Veel scholen kiezen voor een optimistischer, maar ook naief standpunt. Ze houden de pers erbuiten - dit was het advies van de ministeriele commissie die in 1994 richtlijnen opstelde voor het handelen van beroepsbeoefenaren bij het vermoeden van misbruik van jeugdigen - vragen de desbetreffende docent in therapie te gaan en laten hem vervolgens weer aan het werk gaan.
De vraag is echter of het zin heeft om aan behandeling te beginnen. Als de voorkeur blijvend is en de plegers zien het zelf niet als probleem, is de kans op verandering hoogstwaarschijnlijk bijzonder klein. Het enige wat er uit behandeling te halen is, is dat het seksuele gedrag enigszins in goede banen geleid wordt, maar daar moet een zekere bereidheid toe bestaan.
Is behandeling wel nodig? Hoe kwalijk is pedofilie? Een vraag die minder gesteld wordt, wellicht. Maar ook aan deze kant van de meningenbalk worden stemmen gehoord. Volgens seksuoloog Wafelbakker, voorzitter van de eerder genoemde ministeriële commissie, in het NRC-Handelsblad, zoeken veel jongens het sekscontact zelf op en is het slechts een onderdeel van hun onschuldig experimenteren met seks. Dat er de laatste tijd veel aandacht wordt besteed aan scholen en hun pedofiele docenten, is te verklaren door het feit dat de scholen tot streng-protestantse gemeenschappen behoren, aldus Wafelbakker. Er rust een te groot taboe op seksuele spelletjes tussen jongens onderling en tussen jongens en mannen, vindt hij en dat taboe is schadelijk, niet de spelletjes.

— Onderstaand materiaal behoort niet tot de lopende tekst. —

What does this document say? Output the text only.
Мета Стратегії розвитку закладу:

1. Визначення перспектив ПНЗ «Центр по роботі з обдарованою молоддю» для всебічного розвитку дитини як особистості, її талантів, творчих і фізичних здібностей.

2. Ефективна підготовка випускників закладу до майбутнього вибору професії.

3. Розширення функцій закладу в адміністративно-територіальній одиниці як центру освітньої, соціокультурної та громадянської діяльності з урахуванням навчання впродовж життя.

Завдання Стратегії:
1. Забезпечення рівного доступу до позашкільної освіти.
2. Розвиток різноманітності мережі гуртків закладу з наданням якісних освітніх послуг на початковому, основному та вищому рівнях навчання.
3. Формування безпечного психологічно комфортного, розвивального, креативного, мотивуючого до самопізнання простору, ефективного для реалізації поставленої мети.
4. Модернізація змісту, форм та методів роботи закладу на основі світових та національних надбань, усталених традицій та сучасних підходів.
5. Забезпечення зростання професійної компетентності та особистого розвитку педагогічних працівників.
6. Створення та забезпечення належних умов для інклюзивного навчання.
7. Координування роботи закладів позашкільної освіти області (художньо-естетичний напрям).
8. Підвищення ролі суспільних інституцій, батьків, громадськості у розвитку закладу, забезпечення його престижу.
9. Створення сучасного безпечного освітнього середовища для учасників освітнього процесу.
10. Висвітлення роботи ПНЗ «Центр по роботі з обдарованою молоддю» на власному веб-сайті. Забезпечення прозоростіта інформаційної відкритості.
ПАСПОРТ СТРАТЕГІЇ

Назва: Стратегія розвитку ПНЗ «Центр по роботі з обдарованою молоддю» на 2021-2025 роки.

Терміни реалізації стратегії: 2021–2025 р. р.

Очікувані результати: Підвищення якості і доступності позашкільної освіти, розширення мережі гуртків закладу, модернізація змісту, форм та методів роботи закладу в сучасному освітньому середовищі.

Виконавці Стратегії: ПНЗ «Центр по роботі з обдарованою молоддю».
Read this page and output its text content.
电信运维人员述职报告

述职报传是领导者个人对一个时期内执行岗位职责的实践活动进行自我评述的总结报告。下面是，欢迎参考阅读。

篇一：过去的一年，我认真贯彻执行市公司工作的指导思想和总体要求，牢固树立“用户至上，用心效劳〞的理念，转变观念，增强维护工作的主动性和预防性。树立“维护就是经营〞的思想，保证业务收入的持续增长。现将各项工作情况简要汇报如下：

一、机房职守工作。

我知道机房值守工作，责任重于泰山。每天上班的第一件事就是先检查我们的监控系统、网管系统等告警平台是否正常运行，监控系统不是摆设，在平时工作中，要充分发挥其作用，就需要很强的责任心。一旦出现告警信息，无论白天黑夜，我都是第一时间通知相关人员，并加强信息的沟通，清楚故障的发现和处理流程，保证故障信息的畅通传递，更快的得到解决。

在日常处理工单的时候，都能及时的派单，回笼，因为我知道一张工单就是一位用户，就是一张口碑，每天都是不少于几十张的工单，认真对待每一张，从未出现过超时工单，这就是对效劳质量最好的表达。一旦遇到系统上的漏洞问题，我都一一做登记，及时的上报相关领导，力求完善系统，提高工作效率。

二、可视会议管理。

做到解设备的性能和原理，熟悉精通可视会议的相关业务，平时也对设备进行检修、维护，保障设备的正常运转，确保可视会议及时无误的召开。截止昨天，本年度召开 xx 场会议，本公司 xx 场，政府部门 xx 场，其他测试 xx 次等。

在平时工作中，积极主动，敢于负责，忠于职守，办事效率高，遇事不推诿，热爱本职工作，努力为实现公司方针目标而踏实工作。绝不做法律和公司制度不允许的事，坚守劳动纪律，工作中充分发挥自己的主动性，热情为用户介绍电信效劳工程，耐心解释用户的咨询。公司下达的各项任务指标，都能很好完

Ter illustratie geeft hij het voorbeeld van de godsdienstleraar in Rijssen. Deze had contact gehad met dertig jongens en er kwamen slechts twaalf klachten. Blijkbaar hadden de andere achttien jongens er geen moeite mee. Een conclusie die wel erg snel getrokken wordt. Wafelbakker legt in zijn provocerende standpunt de verantwoordelijkheid bij de jongens en draait daarmee alles om.
Niet een pedofiel zoekt bevrediging bij jongetjes, maar een 'gerontofiel' zoekt zijn docent op voor seksspelletjes. Hij gaat hiermee volledig voorbij aan alles wat er tot nu toe over pedofilie bekend is. Later komt hij hier enigszins van terug en erkent hij het bestaan van pedofielen. Hij vertelt dat scholen vaak verzuimen zo op te treden dat de betreffende docent niet langer z'n gang kan gaan en komt met de boude uitspraak: 'Als blijkt dat zo iemand zijn handen niet thuis kan houden, moet hij gewoon de bejaardenzorg in'.
De nuance die uit het verhaal van Wafelbakker gehaald kan worden is dat er niet per definitie van uitgegaan moet worden dat seksualiteit tussen jongeren en ouder 'fout' of 'slecht' is. Maar wat levert deze nuance op? Wordt daarmee duidelijk wat je ervan moet vinden? Geeft het inzicht in de visie van de pedofiel? Of houdt het `gewoon' de discussie gaande?